How to set realistic benchmarks for puppies to learn house rules?

When raising a kid, we give him all the time in the world to learn basic things like talking, walking, etc. But when we get a puppy or a dog, we want him to learn the rules of the house in a week at the most. 

A kid has been with us since he/she was born. A puppy, on the other hand, has been with a mother dog, sibling dogs, or foster care and has definitely learned from them. Moreover, adjusting to a new environment and people takes time, even for a human. 

So, when you get a puppy and you begin to train him, just put in the work, and keep realistic benchmarks. Here are some of those benchmarks:

1. Potty training will take four to six months

Yes, it takes around four to six months to completely potty train a puppy. For some smaller breeds, it may take up to a year because they have a small bladder. Keep training them regardless of everything. And if at any point, they have an accident, train them again or get them checked by a vet.

2. They are biting because they are not told it’s wrong

Let’s look at the teething process first. Its three phases are: 1) When the teeth are coming, 2) when the milk/deciduous teeth are falling, and 3) when the permanent teeth are coming. And it is natural for a dog to bite in these stages.
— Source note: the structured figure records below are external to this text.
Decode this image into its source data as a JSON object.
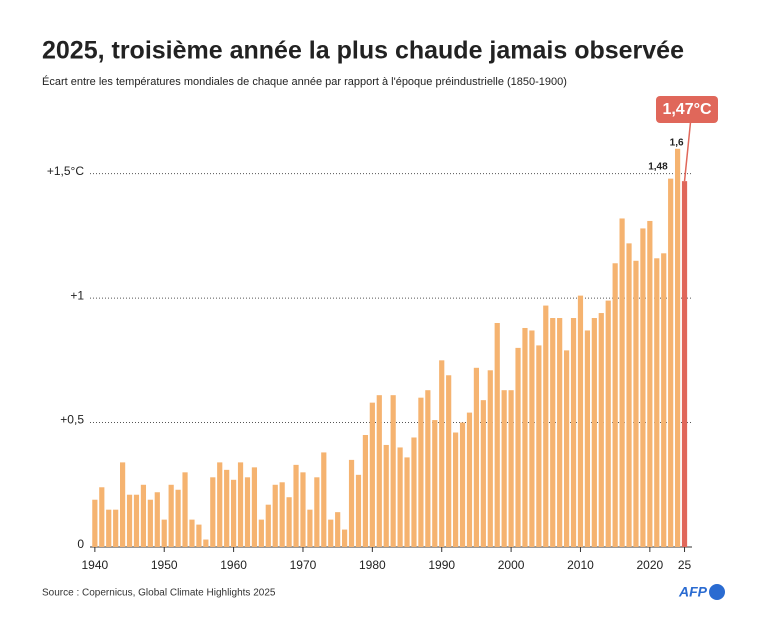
{
  "chart_data": {
    "type": "bar",
    "title": "2025, troisième année la plus chaude jamais observée",
    "subtitle": "Écart entre les températures mondiales de chaque année par rapport à l'époque préindustrielle (1850-1900)",
    "source": "Source : Copernicus, Global Climate Highlights 2025",
    "logo": "AFP",
    "x": [
      1940,
      1941,
      1942,
      1943,
      1944,
      1945,
      1946,
      1947,
      1948,
      1949,
      1950,
      1951,
      1952,
      1953,
      1954,
      1955,
      1956,
      1957,
      1958,
      1959,
      1960,
      1961,
      1962,
      1963,
      1964,
      1965,
      1966,
      1967,
      1968,
      1969,
      1970,
      1971,
      1972,
      1973,
      1974,
      1975,
      1976,
      1977,
      1978,
      1979,
      1980,
      1981,
      1982,
      1983,
      1984,
      1985,
      1986,
      1987,
      1988,
      1989,
      1990,
      1991,
      1992,
      1993,
      1994,
      1995,
      1996,
      1997,
      1998,
      1999,
      2000,
      2001,
      2002,
      2003,
      2004,
      2005,
      2006,
      2007,
      2008,
      2009,
      2010,
      2011,
      2012,
      2013,
      2014,
      2015,
      2016,
      2017,
      2018,
      2019,
      2020,
      2021,
      2022,
      2023,
      2024,
      2025
    ],
    "values": [
      0.19,
      0.24,
      0.15,
      0.15,
      0.34,
      0.21,
      0.21,
      0.25,
      0.19,
      0.22,
      0.11,
      0.25,
      0.23,
      0.3,
      0.11,
      0.09,
      0.03,
      0.28,
      0.34,
      0.31,
      0.27,
      0.34,
      0.28,
      0.32,
      0.11,
      0.17,
      0.25,
      0.26,
      0.2,
      0.33,
      0.3,
      0.15,
      0.28,
      0.38,
      0.11,
      0.14,
      0.07,
      0.35,
      0.29,
      0.45,
      0.58,
      0.61,
      0.41,
      0.61,
      0.4,
      0.36,
      0.44,
      0.6,
      0.63,
      0.51,
      0.75,
      0.69,
      0.46,
      0.5,
      0.54,
      0.72,
      0.59,
      0.71,
      0.9,
      0.63,
      0.63,
      0.8,
      0.88,
      0.87,
      0.81,
      0.97,
      0.92,
      0.92,
      0.79,
      0.92,
      1.01,
      0.87,
      0.92,
      0.94,
      0.99,
      1.14,
      1.32,
      1.22,
      1.15,
      1.28,
      1.31,
      1.16,
      1.18,
      1.48,
      1.6,
      1.47
    ],
    "value_labels": [
      null,
      null,
      null,
      null,
      null,
      null,
      null,
      null,
      null,
      null,
      null,
      null,
      null,
      null,
      null,
      null,
      null,
      null,
      null,
      null,
      null,
      null,
      null,
      null,
      null,
      null,
      null,
      null,
      null,
      null,
      null,
      null,
      null,
      null,
      null,
      null,
      null,
      null,
      null,
      null,
      null,
      null,
      null,
      null,
      null,
      null,
      null,
      null,
      null,
      null,
      null,
      null,
      null,
      null,
      null,
      null,
      null,
      null,
      null,
      null,
      null,
      null,
      null,
      null,
      null,
      null,
      null,
      null,
      null,
      null,
      null,
      null,
      null,
      null,
      null,
      null,
      null,
      null,
      null,
      null,
      null,
      null,
      null,
      "1,48",
      "1,6",
      "1,47°C"
    ],
    "colors": [
      "#f5b370",
      "#f5b370",
      "#f5b370",
      "#f5b370",
      "#f5b370",
      "#f5b370",
      "#f5b370",
      "#f5b370",
      "#f5b370",
      "#f5b370",
      "#f5b370",
      "#f5b370",
      "#f5b370",
      "#f5b370",
      "#f5b370",
      "#f5b370",
      "#f5b370",
      "#f5b370",
      "#f5b370",
      "#f5b370",
      "#f5b370",
      "#f5b370",
      "#f5b370",
      "#f5b370",
      "#f5b370",
      "#f5b370",
      "#f5b370",
      "#f5b370",
      "#f5b370",
      "#f5b370",
      "#f5b370",
      "#f5b370",
      "#f5b370",
      "#f5b370",
      "#f5b370",
      "#f5b370",
      "#f5b370",
      "#f5b370",
      "#f5b370",
      "#f5b370",
      "#f5b370",
      "#f5b370",
      "#f5b370",
      "#f5b370",
      "#f5b370",
      "#f5b370",
      "#f5b370",
      "#f5b370",
      "#f5b370",
      "#f5b370",
      "#f5b370",
      "#f5b370",
      "#f5b370",
      "#f5b370",
      "#f5b370",
      "#f5b370",
      "#f5b370",
      "#f5b370",
      "#f5b370",
      "#f5b370",
      "#f5b370",
      "#f5b370",
      "#f5b370",
      "#f5b370",
      "#f5b370",
      "#f5b370",
      "#f5b370",
      "#f5b370",
      "#f5b370",
      "#f5b370",
      "#f5b370",
      "#f5b370",
      "#f5b370",
      "#f5b370",
      "#f5b370",
      "#f5b370",
      "#f5b370",
      "#f5b370",
      "#f5b370",
      "#f5b370",
      "#f5b370",
      "#f5b370",
      "#f5b370",
      "#f5b370",
      "#f5b370",
      "#e0675a"
    ],
    "xlim": [
      1939.3,
      2025.5
    ],
    "xticks": [
      1940,
      1950,
      1960,
      1970,
      1980,
      1990,
      2000,
      2010,
      2020,
      {
        "value": 2025,
        "label": "25"
      }
    ],
    "ylim": [
      0,
      1.8
    ],
    "yticks": [
      0,
      {
        "value": 0.5,
        "label": "+0,5"
      },
      {
        "value": 1,
        "label": "+1"
      },
      {
        "value": 1.5,
        "label": "+1,5°C"
      }
    ],
    "grid": true
  }
}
To address this, firstly, get them chew toys. Secondly, redirect them even when they are biting what is allowed. This way, you’ll prevent the habit from forming.

3. Time to leash train will vary depending on many factors

It is easier to leash-train a puppy than an adult dog. However, how soon they learn it will depend on how they are being taught, what routine they are following, and how much practice they are getting. 

Psst. You can set up the reminders for training your dog on the Sploot app, and maintain a routine that will help in training them better.

Here are some tips that will help you in training and raising your dog better, and at the same time achieve the benchmarks too:

  • Tell your dog what you want him to do. Infact, show them too.
  • Keep your dog calm by establishing a routine and structure.
  • Identify five things that your dog likes to do. And make sure you do them.
  • Every family member should have individual bonding time with the dog. Allocate the time and activity for each.